The Oval Court is an artwork created between 1984 and 1986 by British artist Helen Chadwick. The work was part of Chadwick's first major solo exhibition entitled Of Mutability, held at the Institute of Contemporary Arts in London. Chadwick received a Turner Prize nomination in 1987 for the exhibition, making her one of the first women to be nominated for the prize. The work is currently in the collection of the Victoria and Albert Museum in South Kensington, London.

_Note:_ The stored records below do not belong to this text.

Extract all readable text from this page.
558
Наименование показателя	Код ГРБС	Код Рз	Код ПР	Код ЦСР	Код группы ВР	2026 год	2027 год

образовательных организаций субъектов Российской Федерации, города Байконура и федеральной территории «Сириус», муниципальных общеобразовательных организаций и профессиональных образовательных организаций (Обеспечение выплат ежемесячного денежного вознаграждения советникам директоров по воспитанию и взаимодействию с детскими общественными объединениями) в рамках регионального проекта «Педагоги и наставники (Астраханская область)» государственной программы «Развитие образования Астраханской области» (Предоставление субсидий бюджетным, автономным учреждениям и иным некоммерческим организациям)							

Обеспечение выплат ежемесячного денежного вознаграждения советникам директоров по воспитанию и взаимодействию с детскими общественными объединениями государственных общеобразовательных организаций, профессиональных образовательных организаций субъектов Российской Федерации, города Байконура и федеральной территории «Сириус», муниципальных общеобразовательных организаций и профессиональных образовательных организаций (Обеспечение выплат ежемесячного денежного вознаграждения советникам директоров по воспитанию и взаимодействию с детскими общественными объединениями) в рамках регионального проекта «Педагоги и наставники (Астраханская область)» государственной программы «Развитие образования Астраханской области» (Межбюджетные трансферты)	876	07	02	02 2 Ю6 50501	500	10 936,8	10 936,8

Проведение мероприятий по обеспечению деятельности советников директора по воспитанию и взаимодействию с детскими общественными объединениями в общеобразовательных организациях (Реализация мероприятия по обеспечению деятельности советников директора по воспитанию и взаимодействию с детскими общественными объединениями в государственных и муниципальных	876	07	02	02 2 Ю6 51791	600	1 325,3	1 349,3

The Oval Court refers to an entire room in the Of Mutability exhibition. On the walls of the room were a Venetian glass mirror and photocopied images of the artist crying with tears made of blue foliage which flowed down into computer rendered drawings of the Baroque columns from the baldacchino of St Peter's Basilica, that reach down to the floor. As if formed from the artist's tears, the centre of the room contained an ovoid shaped, photocopied collage of blue toned A4 paper where multiple copies of the artist appear floating in a pool of plenty, with dead animals, insects, flowers, fruit and fish all swimming around her. In the centre of this platform are five golden spheres corresponding to the artist's fingers as well as the touch of the divine. In the second room of the exhibition was Carcass (1986) a glass tower two metres high, full of rotting vegetable matter which the artist would refill daily. Carcass was adjacent to the room containing The Oval Court, the decay of Carcass seemed to loom over The Oval Court that was full of reminders of the transience of life.

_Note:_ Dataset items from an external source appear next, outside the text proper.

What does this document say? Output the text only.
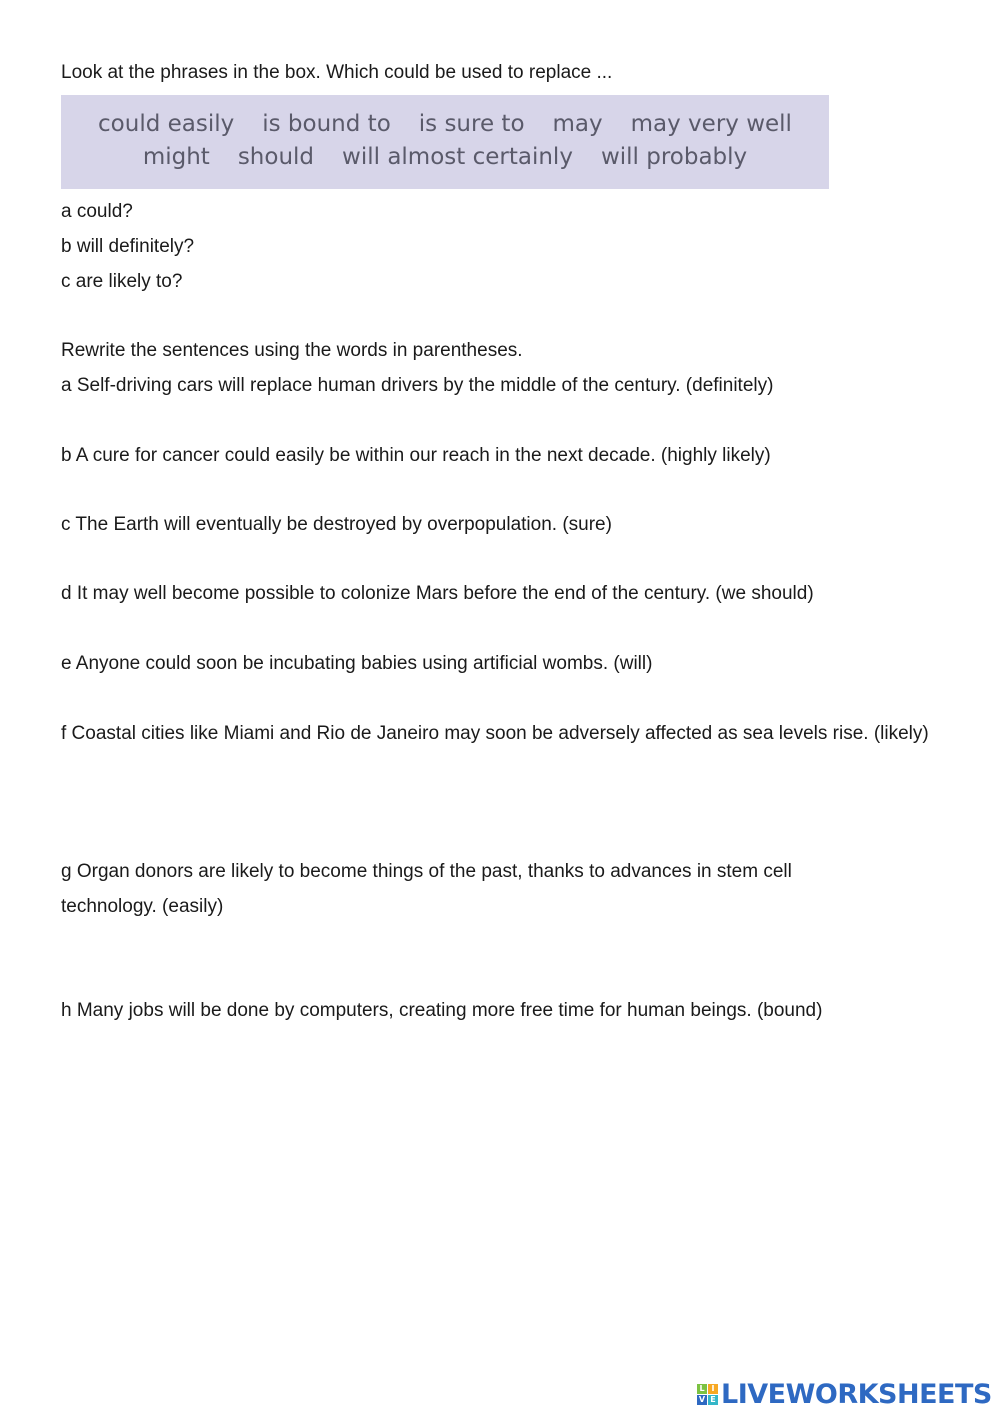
Look at the phrases in the box. Which could be used to replace ...

could easily is bound to is sure to may may very well
might should will almost certainly will probably

a could?

b will definitely?

c are likely to?

Rewrite the sentences using the words in parentheses.

a Self-driving cars will replace human drivers by the middle of the century. (definitely)

b A cure for cancer could easily be within our reach in the next decade. (highly likely)

c The Earth will eventually be destroyed by overpopulation. (sure)

d It may well become possible to colonize Mars before the end of the century. (we should)

e Anyone could soon be incubating babies using artificial wombs. (will)

f Coastal cities like Miami and Rio de Janeiro may soon be adversely affected as sea levels rise. (likely)

g Organ donors are likely to become things of the past, thanks to advances in stem cell technology. (easily)

h Many jobs will be done by computers, creating more free time for human beings. (bound)

L I
V E LIVEWORKSHEETS
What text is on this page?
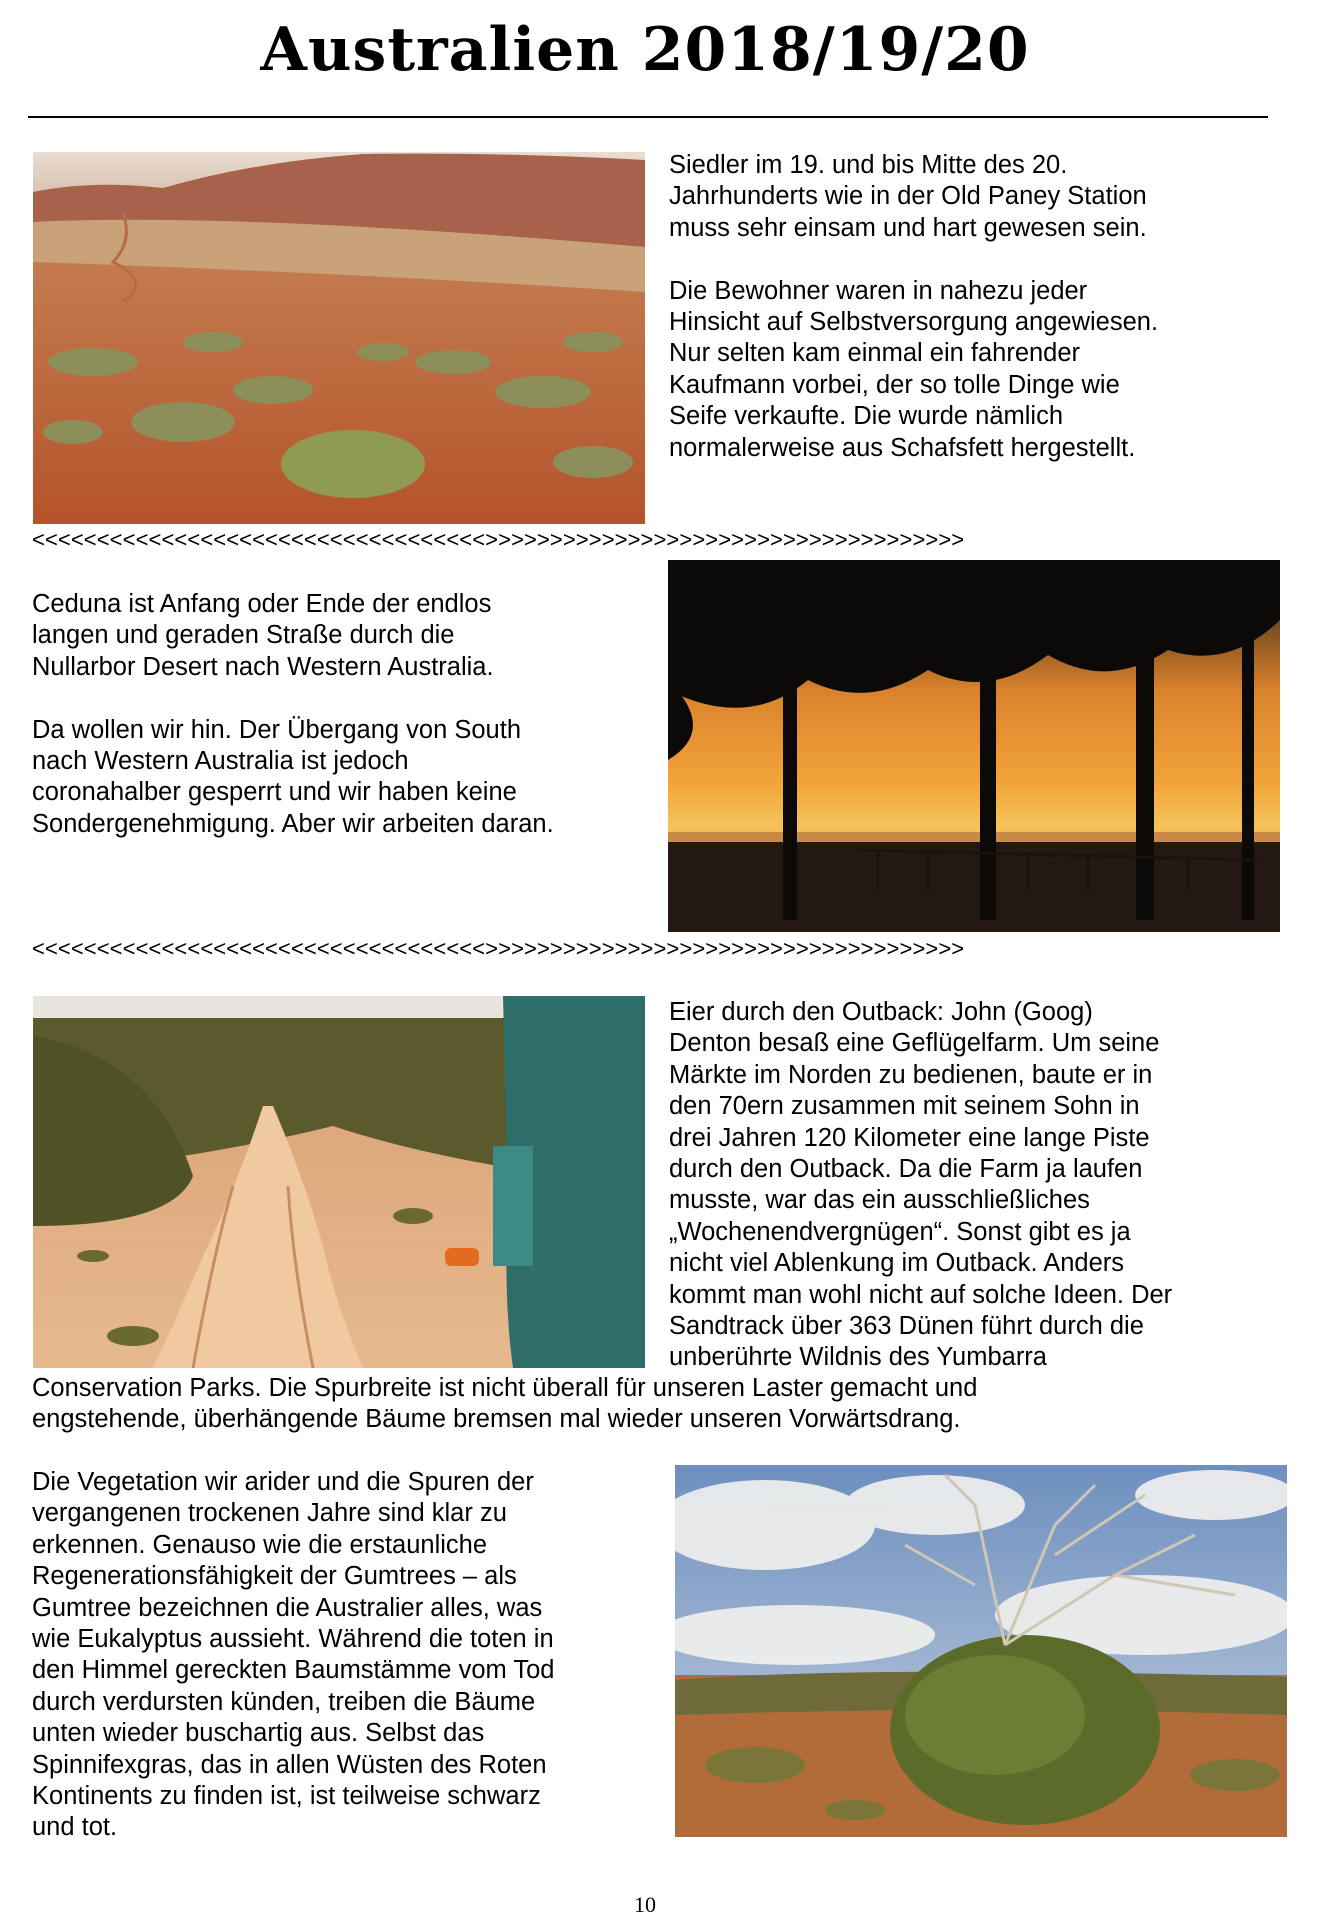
Australien 2018/19/20

Siedler im 19. und bis Mitte des 20.

Jahrhunderts wie in der Old Paney Station

muss sehr einsam und hart gewesen sein.

Die Bewohner waren in nahezu jeder

Hinsicht auf Selbstversorgung angewiesen.

Nur selten kam einmal ein fahrender

Kaufmann vorbei, der so tolle Dinge wie

Seife verkaufte. Die wurde nämlich

normalerweise aus Schafsfett hergestellt.

<<<<<<<<<<<<<<<<<<<<<<<<<<<<<<<<<<<>>>>>>>>>>>>>>>>>>>>>>>>>>>>>>>>>>>>>

Ceduna ist Anfang oder Ende der endlos

langen und geraden Straße durch die

Nullarbor Desert nach Western Australia.

Da wollen wir hin. Der Übergang von South

nach Western Australia ist jedoch

coronahalber gesperrt und wir haben keine

Sondergenehmigung. Aber wir arbeiten daran.

<<<<<<<<<<<<<<<<<<<<<<<<<<<<<<<<<<<>>>>>>>>>>>>>>>>>>>>>>>>>>>>>>>>>>>>>

Eier durch den Outback: John (Goog)

Denton besaß eine Geflügelfarm. Um seine

Märkte im Norden zu bedienen, baute er in

den 70ern zusammen mit seinem Sohn in

drei Jahren 120 Kilometer eine lange Piste

durch den Outback. Da die Farm ja laufen

musste, war das ein ausschließliches

„Wochenendvergnügen“. Sonst gibt es ja

nicht viel Ablenkung im Outback. Anders

kommt man wohl nicht auf solche Ideen. Der

Sandtrack über 363 Dünen führt durch die

unberührte Wildnis des Yumbarra

Conservation Parks. Die Spurbreite ist nicht überall für unseren Laster gemacht und

engstehende, überhängende Bäume bremsen mal wieder unseren Vorwärtsdrang.

Die Vegetation wir arider und die Spuren der

vergangenen trockenen Jahre sind klar zu

erkennen. Genauso wie die erstaunliche

Regenerationsfähigkeit der Gumtrees – als

Gumtree bezeichnen die Australier alles, was

wie Eukalyptus aussieht. Während die toten in

den Himmel gereckten Baumstämme vom Tod

durch verdursten künden, treiben die Bäume

unten wieder buschartig aus. Selbst das

Spinnifexgras, das in allen Wüsten des Roten

Kontinents zu finden ist, ist teilweise schwarz

und tot.

10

== Background and concept ==

The Oval Court was made with a Canon photocopier and a computer. Chadwick claimed to like the photocopier and said it is "an extraordinarily direct and efficient medium." She liked that there was no conscious framing of the image.

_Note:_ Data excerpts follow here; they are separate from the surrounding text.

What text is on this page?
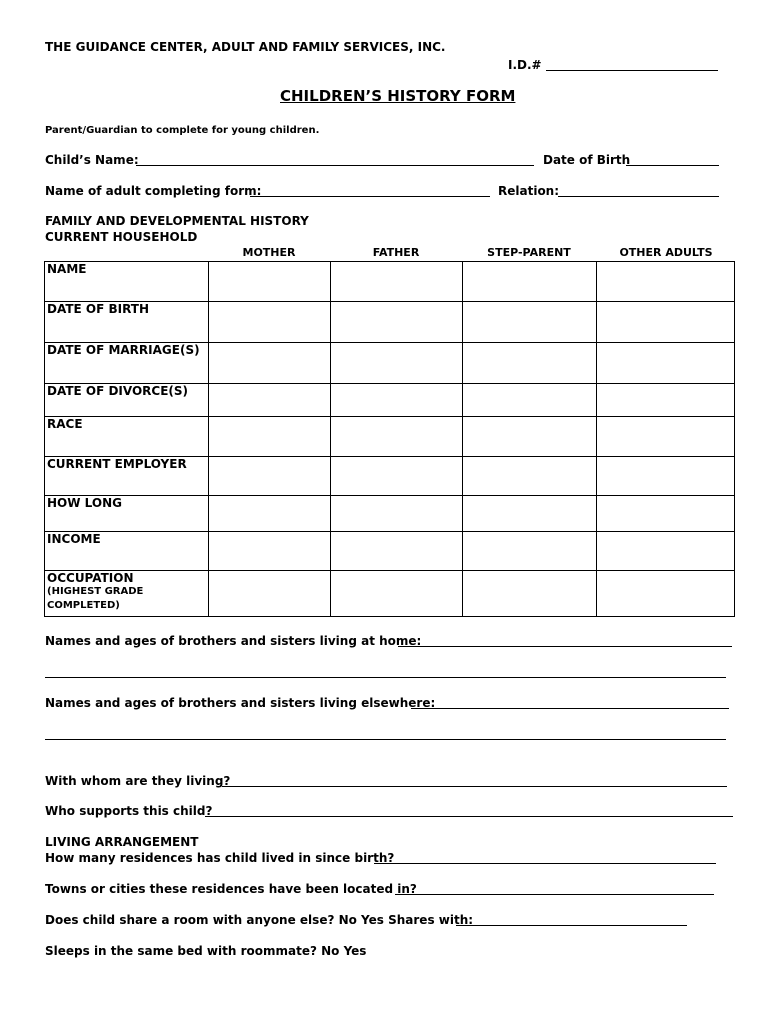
THE GUIDANCE CENTER, ADULT AND FAMILY SERVICES, INC.
I.D.#
CHILDREN’S HISTORY FORM
Parent/Guardian to complete for young children.
Child’s Name:	Date of Birth
Name of adult completing form:	Relation:
FAMILY AND DEVELOPMENTAL HISTORY
CURRENT HOUSEHOLD
MOTHER	FATHER	STEP-PARENT	OTHER ADULTS
NAME				
DATE OF BIRTH				
DATE OF MARRIAGE(S)				
DATE OF DIVORCE(S)				
RACE				
CURRENT EMPLOYER				
HOW LONG				
INCOME				

OCCUPATION
(HIGHEST GRADE
COMPLETED)				

Names and ages of brothers and sisters living at home:
Names and ages of brothers and sisters living elsewhere:
With whom are they living?
Who supports this child?
LIVING ARRANGEMENT
How many residences has child lived in since birth?
Towns or cities these residences have been located in?
Does child share a room with anyone else? No Yes Shares with:
Sleeps in the same bed with roommate? No Yes
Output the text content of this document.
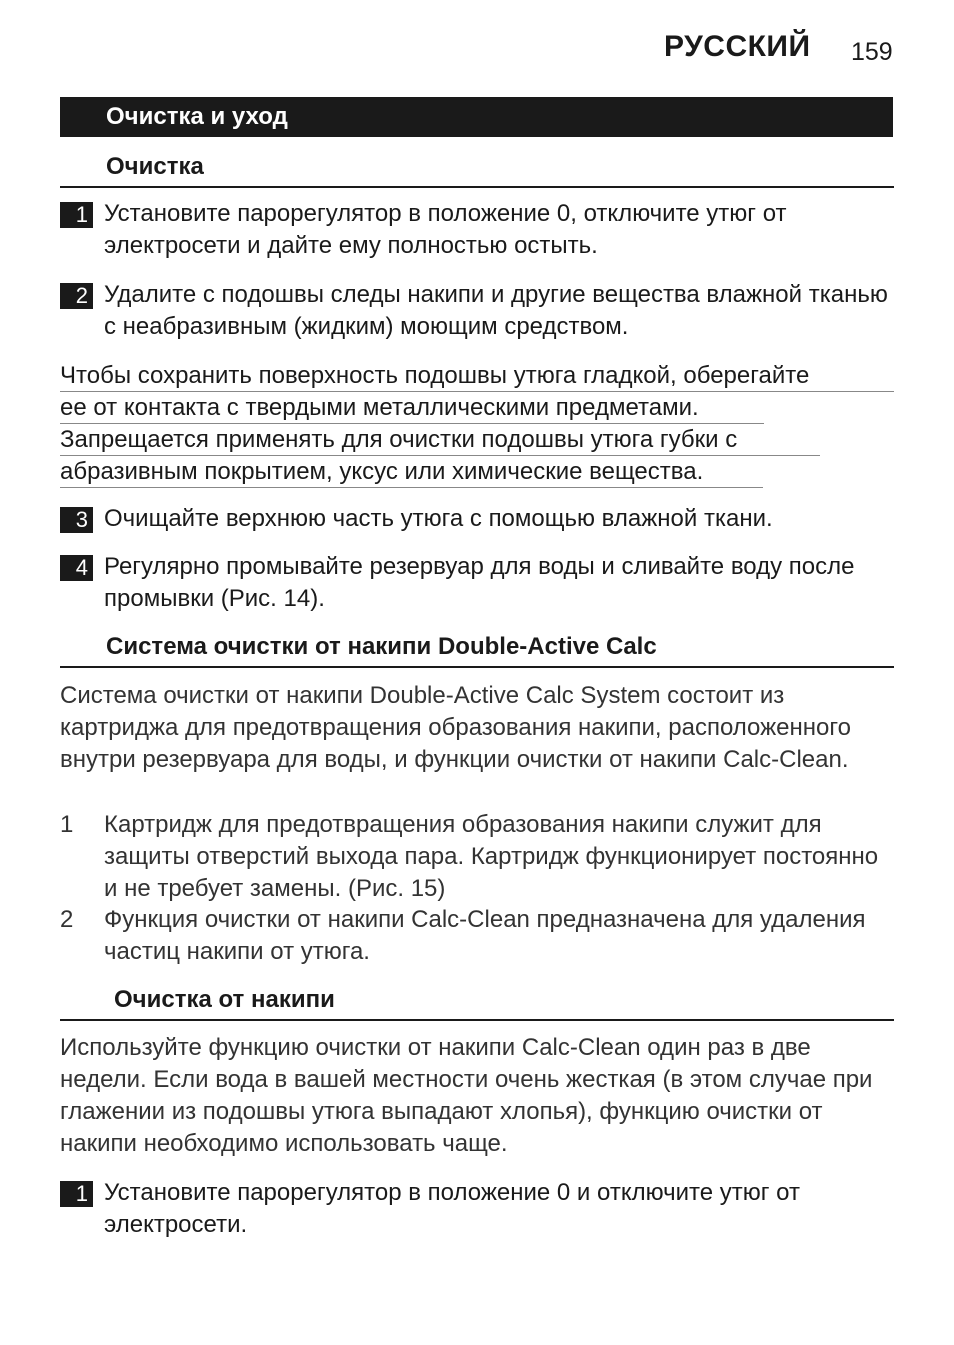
РУССКИЙ 159
Очистка и уход
Очистка
1 Установите парорегулятор в положение 0, отключите утюг от электросети и дайте ему полностью остыть.
2 Удалите с подошвы следы накипи и другие вещества влажной тканью с неабразивным (жидким) моющим средством.
Чтобы сохранить поверхность подошвы утюга гладкой, оберегайте
ее от контакта с твердыми металлическими предметами.
Запрещается применять для очистки подошвы утюга губки с
абразивным покрытием, уксус или химические вещества.
3 Очищайте верхнюю часть утюга с помощью влажной ткани.
4 Регулярно промывайте резервуар для воды и сливайте воду после промывки (Рис. 14).
Система очистки от накипи Double-Active Calc
Система очистки от накипи Double-Active Calc System состоит из картриджа для предотвращения образования накипи, расположенного внутри резервуара для воды, и функции очистки от накипи Calc-Clean.
1 Картридж для предотвращения образования накипи служит для защиты отверстий выхода пара. Картридж функционирует постоянно и не требует замены. (Рис. 15)
2 Функция очистки от накипи Calc-Clean предназначена для удаления частиц накипи от утюга.
Очистка от накипи
Используйте функцию очистки от накипи Calc-Clean один раз в две недели. Если вода в вашей местности очень жесткая (в этом случае при глажении из подошвы утюга выпадают хлопья), функцию очистки от накипи необходимо использовать чаще.
1 Установите парорегулятор в положение 0 и отключите утюг от электросети.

The work plays into the vanitas tradition with its subtle display of the transience of life, such as Chadwick's use of dead animals, maggots and fruits. In a traditional vanitas work the human body is often absent from the scene and if it is present, the person is usually solemnly contemplating death. Chadwick subverts this by having her naked body embrace and enjoy the transient and the goods surrounding her. In her notes Chadwick describes the 12 nude images of her as "12 gates to paradise, the twelve paths to self-knowledge through the power of love" and here she achieves "one-ness with all living things." Chadwick claimed to have been heavily influenced by the Rococo and Baroque eras for the creation of this work. She visited many churches and palaces of these eras before creating the work. She turned the heavenly ceiling paintings of the Rococo and Baroque upside down so instead of looking up at a glimpse of heaven we are looking down at her floating world of desire. Chadwick described the work as "a stitching together of so many different references, ultimately post-modern, a kind of bowerbird theft of facets from everywhere, from architecture, from painting." Chadwick's body and facial expressions in The Oval Court, references specific paintings and sculpture of the Rococo and Baroque. Such as Gian Lorenzo Bernini's sculpture the Ecstasy of Saint Teresa. As well as Jean-Honore Fragonard's The Raised Chemise and Francois Boucher's The Brunette Odalisque and The Blond Odalisque.

==Critical reception==
The Oval Court and her earlier work Ego Geometria Sum, received a lot of criticism from Feminist reviewers arguing whether the way the artist's naked body is perpetuating the objectification of the female body. Chadwick claimed that she wanted to address "the issue of the female body as the site of desire" and "was looking for a vocabulary for desire where I was the subject and the object and the author." Chadwick tried to achieve this by having all the figures in the work never look out at the viewer, they do no invite the viewer in, they are all engaged in their own forms of pleasure.

As a response to this criticism Chadwick began to question the use of the body in her art and she stated that "I made a conscious decision in 1988 not to represent my body. It immediately declares female gender and I wanted to be more deft." After this Chadwick's work, while still exploring notions of the self, never portrayed her outside body again. Instead she turned her focus inwards with her Meat Lamps series.